Generally it's interesting to contemplate that there may exist heuristics which no one has thought of yet that dramatically improve your overall performance. Actually I thought of an example of this. When AlphaZero and Leela (the ML-based chess engines) started beating Stockfish (the preeminent graph-search chess engine), one of the early things people noticed was that they loved to push their a- and h- pawns down the board, which was, I guess, a sorta passive move that people had systematically undervalued before (cf [1]; I remember seeing a good youtube video about it also but I can't recall what it was). Which means that just having this heuristic was worth some amount of ELO the whole time, just, no one had realized it! Presumably the optimal play for a human in chess, whose mental capacity is limited, is a certain mix of memorizing fixed positions vs heuristics, and the interactions between those are what's interesting.
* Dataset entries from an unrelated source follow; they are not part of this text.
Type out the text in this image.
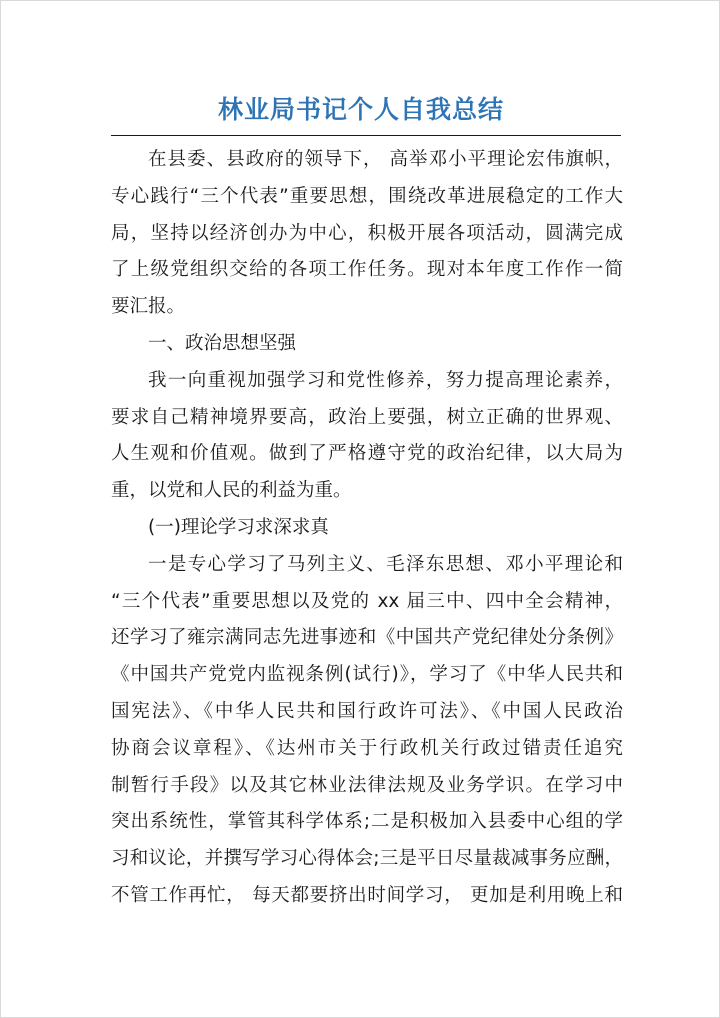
林业局书记个人自我总结
在县委、县政府的领导下， 高举邓小平理论宏伟旗帜，
专心践行“三个代表”重要思想，围绕改革进展稳定的工作大
局，坚持以经济创办为中心，积极开展各项活动，圆满完成
了上级党组织交给的各项工作任务。现对本年度工作作一简
要汇报。
一、政治思想坚强
我一向重视加强学习和党性修养，努力提高理论素养，
要求自己精神境界要高，政治上要强，树立正确的世界观、
人生观和价值观。做到了严格遵守党的政治纪律，以大局为
重，以党和人民的利益为重。
(一)理论学习求深求真
一是专心学习了马列主义、毛泽东思想、邓小平理论和
“三个代表”重要思想以及党的 xx 届三中、四中全会精神，
还学习了雍宗满同志先进事迹和《中国共产党纪律处分条例》
《中国共产党党内监视条例(试行)》，学习了《中华人民共和
国宪法》、《中华人民共和国行政许可法》、《中国人民政治
协商会议章程》、《达州市关于行政机关行政过错责任追究
制暂行手段》以及其它林业法律法规及业务学识。在学习中
突出系统性，掌管其科学体系;二是积极加入县委中心组的学
习和议论，并撰写学习心得体会;三是平日尽量裁减事务应酬，
不管工作再忙， 每天都要挤出时间学习， 更加是利用晚上和
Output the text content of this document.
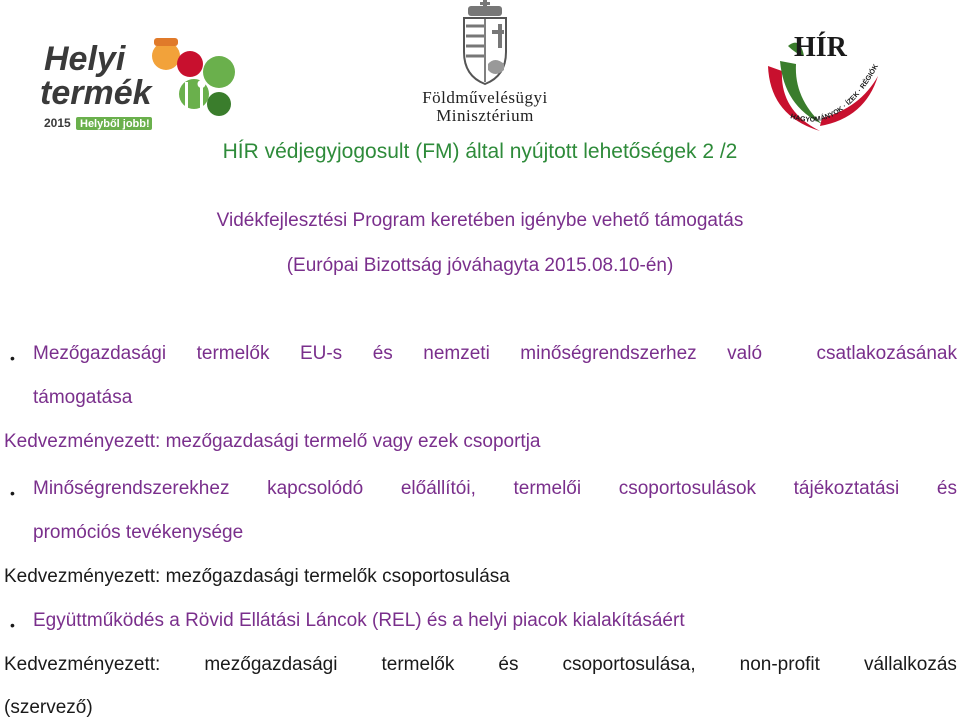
Helyi
termék
2015 Helyből jobb!
Földművelésügyi
Minisztérium
HÍR
HAGYOMÁNYOK · ÍZEK · RÉGIÓK
HÍR védjegyjogosult (FM) által nyújtott lehetőségek 2 /2
Vidékfejlesztési Program keretében igénybe vehető támogatás
(Európai Bizottság jóváhagyta 2015.08.10-én)
• Mezőgazdasági termelők EU-s és nemzeti minőségrendszerhez való	csatlakozásának
támogatása
Kedvezményezett: mezőgazdasági termelő vagy ezek csoportja
• Minőségrendszerekhez kapcsolódó előállítói, termelői csoportosulások tájékoztatási és
promóciós tevékenysége
Kedvezményezett: mezőgazdasági termelők csoportosulása
• Együttműködés a Rövid Ellátási Láncok (REL) és a helyi piacok kialakításáért
Kedvezményezett: mezőgazdasági termelők és csoportosulása, non-profit vállalkozás
(szervező)
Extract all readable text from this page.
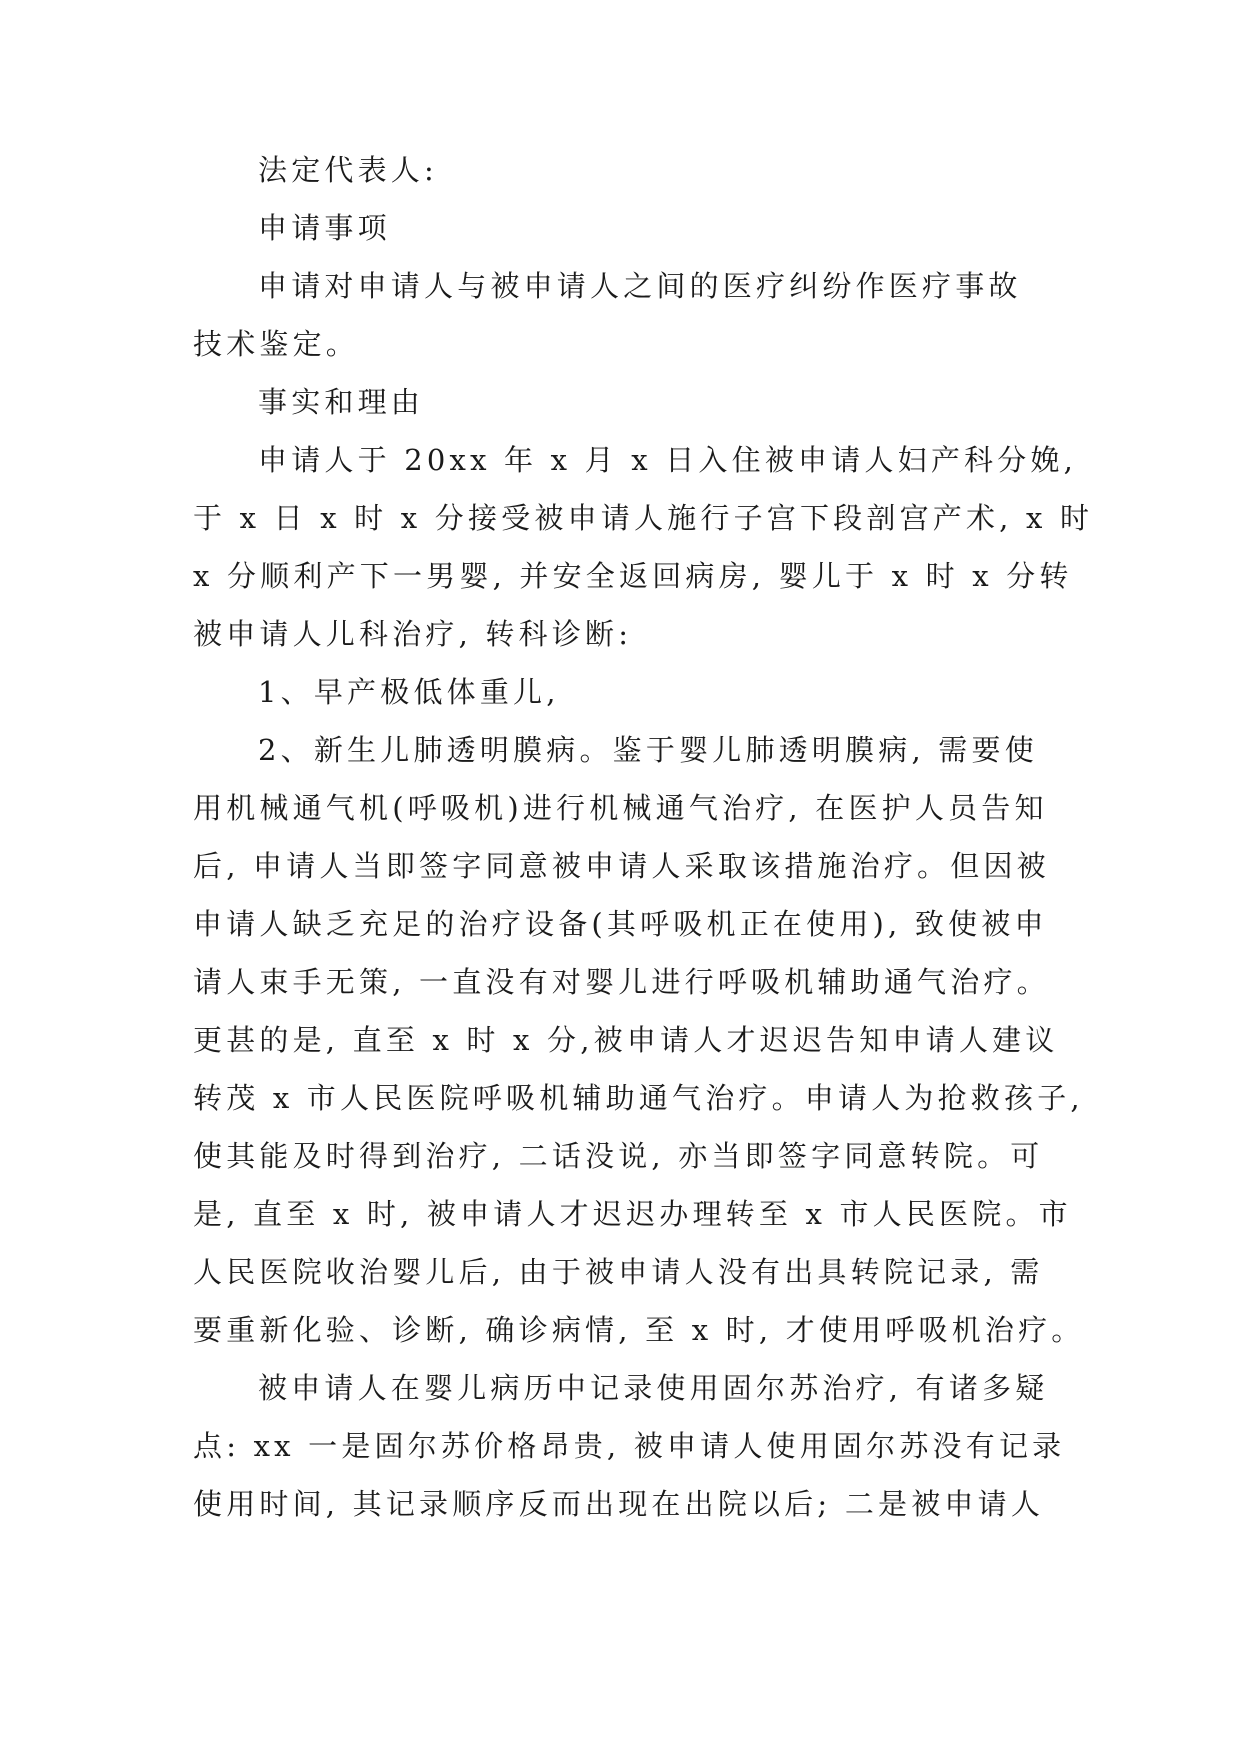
法定代表人:
申请事项
申请对申请人与被申请人之间的医疗纠纷作医疗事故
技术鉴定。
事实和理由
申请人于 20xx 年 x 月 x 日入住被申请人妇产科分娩,
于 x 日 x 时 x 分接受被申请人施行子宫下段剖宫产术, x 时
x 分顺利产下一男婴, 并安全返回病房, 婴儿于 x 时 x 分转
被申请人儿科治疗, 转科诊断:
1、早产极低体重儿,
2、新生儿肺透明膜病。鉴于婴儿肺透明膜病, 需要使
用机械通气机(呼吸机)进行机械通气治疗, 在医护人员告知
后, 申请人当即签字同意被申请人采取该措施治疗。但因被
申请人缺乏充足的治疗设备(其呼吸机正在使用), 致使被申
请人束手无策, 一直没有对婴儿进行呼吸机辅助通气治疗。
更甚的是, 直至 x 时 x 分,被申请人才迟迟告知申请人建议
转茂 x 市人民医院呼吸机辅助通气治疗。申请人为抢救孩子,
使其能及时得到治疗, 二话没说, 亦当即签字同意转院。可
是, 直至 x 时, 被申请人才迟迟办理转至 x 市人民医院。市
人民医院收治婴儿后, 由于被申请人没有出具转院记录, 需
要重新化验、诊断, 确诊病情, 至 x 时, 才使用呼吸机治疗。
被申请人在婴儿病历中记录使用固尔苏治疗, 有诸多疑
点: xx 一是固尔苏价格昂贵, 被申请人使用固尔苏没有记录
使用时间, 其记录顺序反而出现在出院以后; 二是被申请人
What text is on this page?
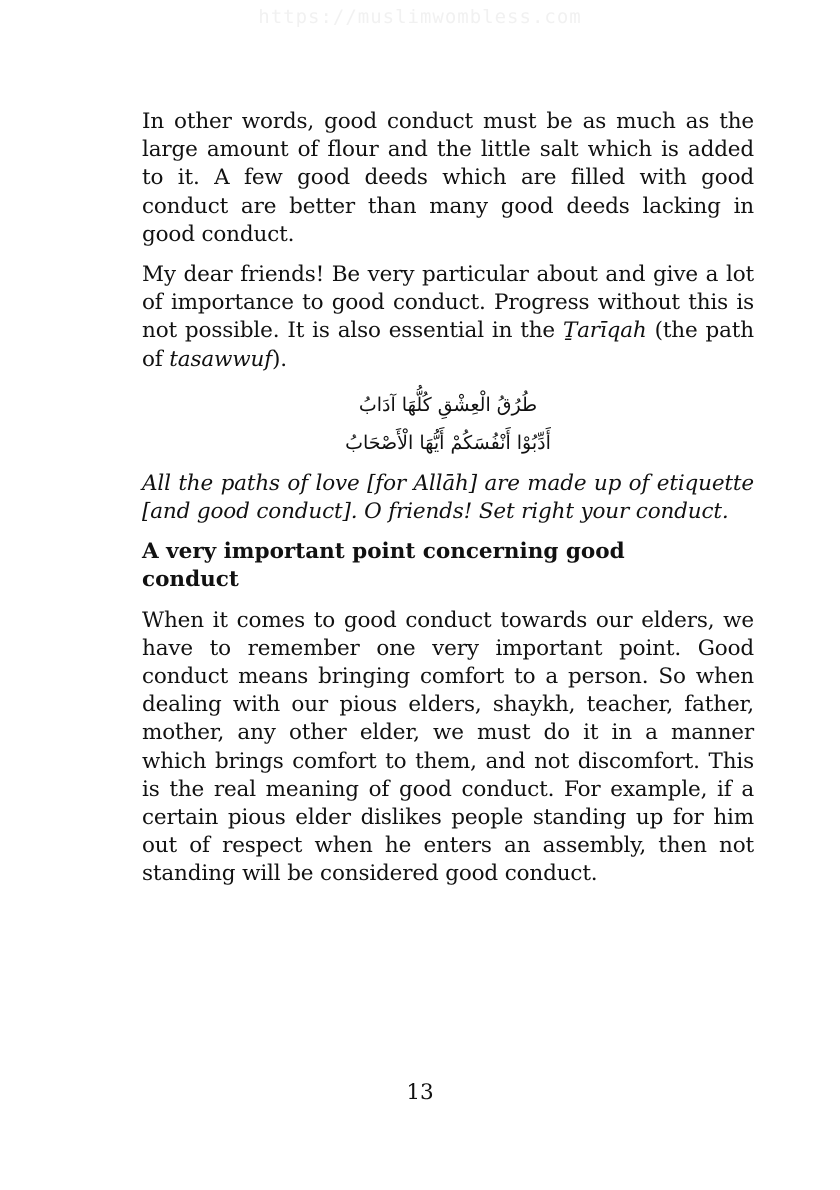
https://muslimwombless.com

In other words, good conduct must be as much as the large amount of flour and the little salt which is added to it. A few good deeds which are filled with good conduct are better than many good deeds lacking in good conduct.

My dear friends! Be very particular about and give a lot of importance to good conduct. Progress without this is not possible. It is also essential in the Ṯarīqah (the path of tasawwuf).

طُرُقُ الْعِشْقِ كُلُّهَا آدَابُ
أَدِّبُوْا أَنْفُسَكُمْ أَيُّهَا الْأَصْحَابُ

All the paths of love [for Allāh] are made up of etiquette [and good conduct]. O friends! Set right your conduct.

A very important point concerning good conduct

When it comes to good conduct towards our elders, we have to remember one very important point. Good conduct means bringing comfort to a person. So when dealing with our pious elders, shaykh, teacher, father, mother, any other elder, we must do it in a manner which brings comfort to them, and not discomfort. This is the real meaning of good conduct. For example, if a certain pious elder dislikes people standing up for him out of respect when he enters an assembly, then not standing will be considered good conduct.

13
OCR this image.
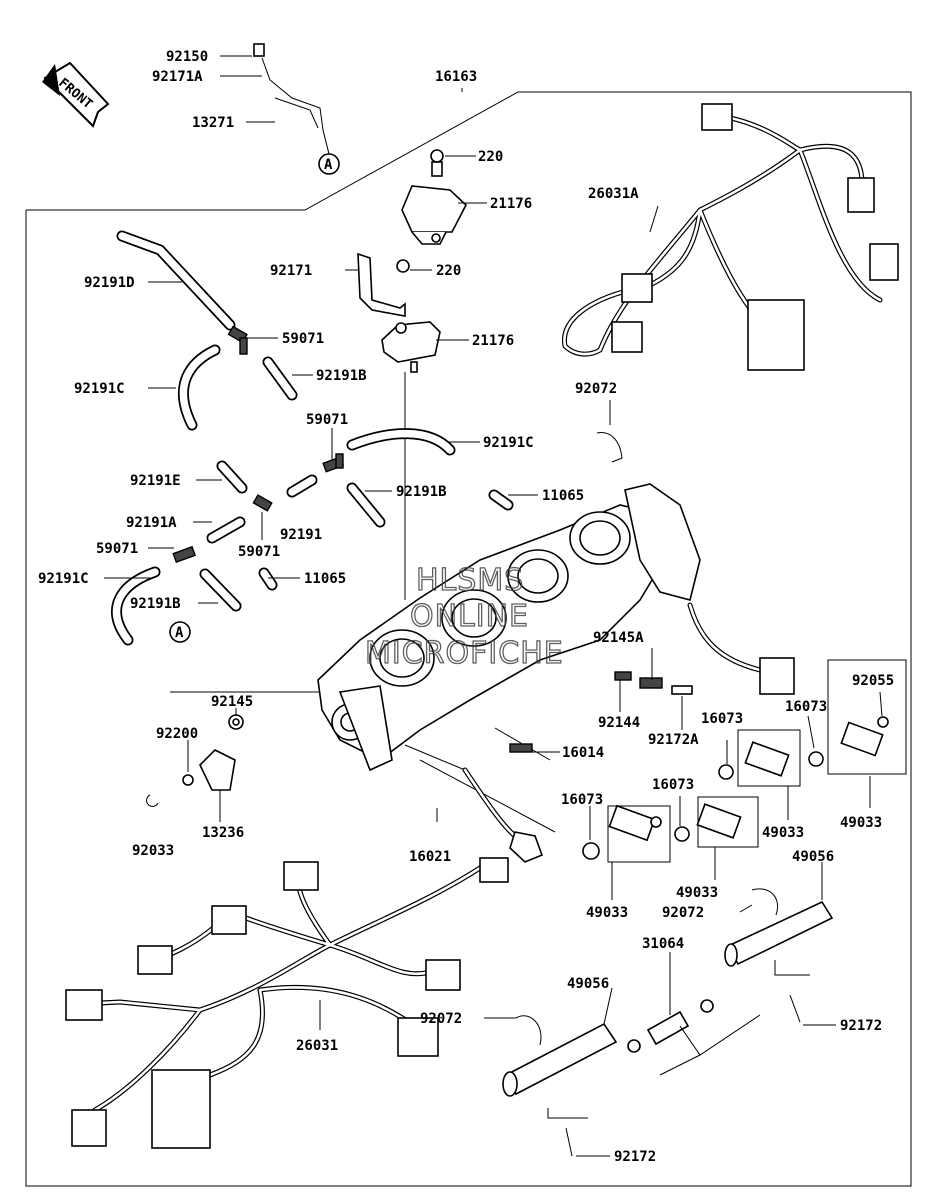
FRONT
A
A
HLSMS
ONLINE
MICROFICHE
92150
92171A
13271
16163
220
21176
92171	220
21176
26031A
92191D
59071
92191C
92191B
92072
59071
92191C
92191E
92191B	11065
92191A
92191
59071	59071
92191C	11065
92191B
92145A
92055
92145
92144
92172A
16073
16073
92200
16014
16073
16073
49033
13236
92033	16021
49033
49033
49056
49033 92072
31064
49056
92072	92172
26031
92172
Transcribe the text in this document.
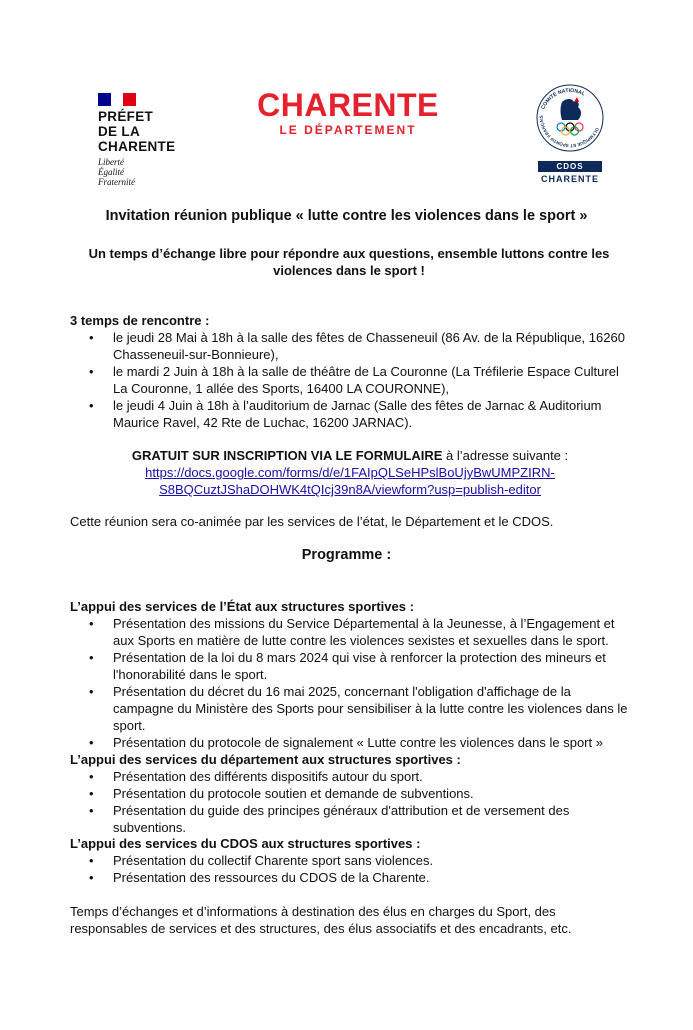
PRÉFET
DE LA
CHARENTE
Liberté
Égalité
Fraternité
CHARENTE
LE DÉPARTEMENT
COMITÉ NATIONAL
OLYMPIQUE ET SPORTIF FRANÇAIS
CDOS
CHARENTE
Invitation réunion publique « lutte contre les violences dans le sport »
Un temps d’échange libre pour répondre aux questions, ensemble luttons contre les violences dans le sport !
3 temps de rencontre :
• le jeudi 28 Mai à 18h à la salle des fêtes de Chasseneuil (86 Av. de la République, 16260 Chasseneuil-sur-Bonnieure),
• le mardi 2 Juin à 18h à la salle de théâtre de La Couronne (La Tréfilerie Espace Culturel La Couronne, 1 allée des Sports, 16400 LA COURONNE),
• le jeudi 4 Juin à 18h à l’auditorium de Jarnac (Salle des fêtes de Jarnac & Auditorium Maurice Ravel, 42 Rte de Luchac, 16200 JARNAC).
GRATUIT SUR INSCRIPTION VIA LE FORMULAIRE à l’adresse suivante :
https://docs.google.com/forms/d/e/1FAIpQLSeHPslBoUjyBwUMPZIRN-
S8BQCuztJShaDOHWK4tQIcj39n8A/viewform?usp=publish-editor
Cette réunion sera co-animée par les services de l’état, le Département et le CDOS.
Programme :
L’appui des services de l’État aux structures sportives :
• Présentation des missions du Service Départemental à la Jeunesse, à l’Engagement et aux Sports en matière de lutte contre les violences sexistes et sexuelles dans le sport.
• Présentation de la loi du 8 mars 2024 qui vise à renforcer la protection des mineurs et l'honorabilité dans le sport.
• Présentation du décret du 16 mai 2025, concernant l'obligation d'affichage de la campagne du Ministère des Sports pour sensibiliser à la lutte contre les violences dans le sport.
• Présentation du protocole de signalement « Lutte contre les violences dans le sport »
L’appui des services du département aux structures sportives :
• Présentation des différents dispositifs autour du sport.
• Présentation du protocole soutien et demande de subventions.
• Présentation du guide des principes généraux d'attribution et de versement des subventions.
L’appui des services du CDOS aux structures sportives :
• Présentation du collectif Charente sport sans violences.
• Présentation des ressources du CDOS de la Charente.
Temps d’échanges et d’informations à destination des élus en charges du Sport, des responsables de services et des structures, des élus associatifs et des encadrants, etc.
[1]: https://www.reddit.com/r/chess/comments/ljp151/why_is_h4_pla...

I’ll throw another example.

Do the work of indexing, or summarization or compression vs just do it retrieval on the raw records.

It could be embeddings, or presorts or indices.

But I think the parent poster is correct. There’s an inherent write vs read tradeoff as well as memory vs compute. Maybe with some generalization vs specialization.

Idk if im explaining properly. But you can always front load more effort on a narrower problem space and then utilize it on that space downstream.

I think with your llm example there is no code/data split. The llm is caching a solution to a narrow problem by writing the code.

There are many duality theories in mathematics where both of these perspectives are valid. Each instance is "Duh! What's going on here is just..." and the pragmatic move nimbly through each instance without concern. For others, the potential theory IS the object of interest. Is this apparent pattern a deep principle or just a mirage? When something is actually going on, one learns powerful new techniques by recognizing a precise pattern.

I've stumbled onto deeply disguised dualities in my career. (One could argue with a straight face there are only two, but this is not formalized.) It's more a psychological process than a technical one.

It's always possible to ignore that one is standing in a tree farm. Trees have such interesting bark.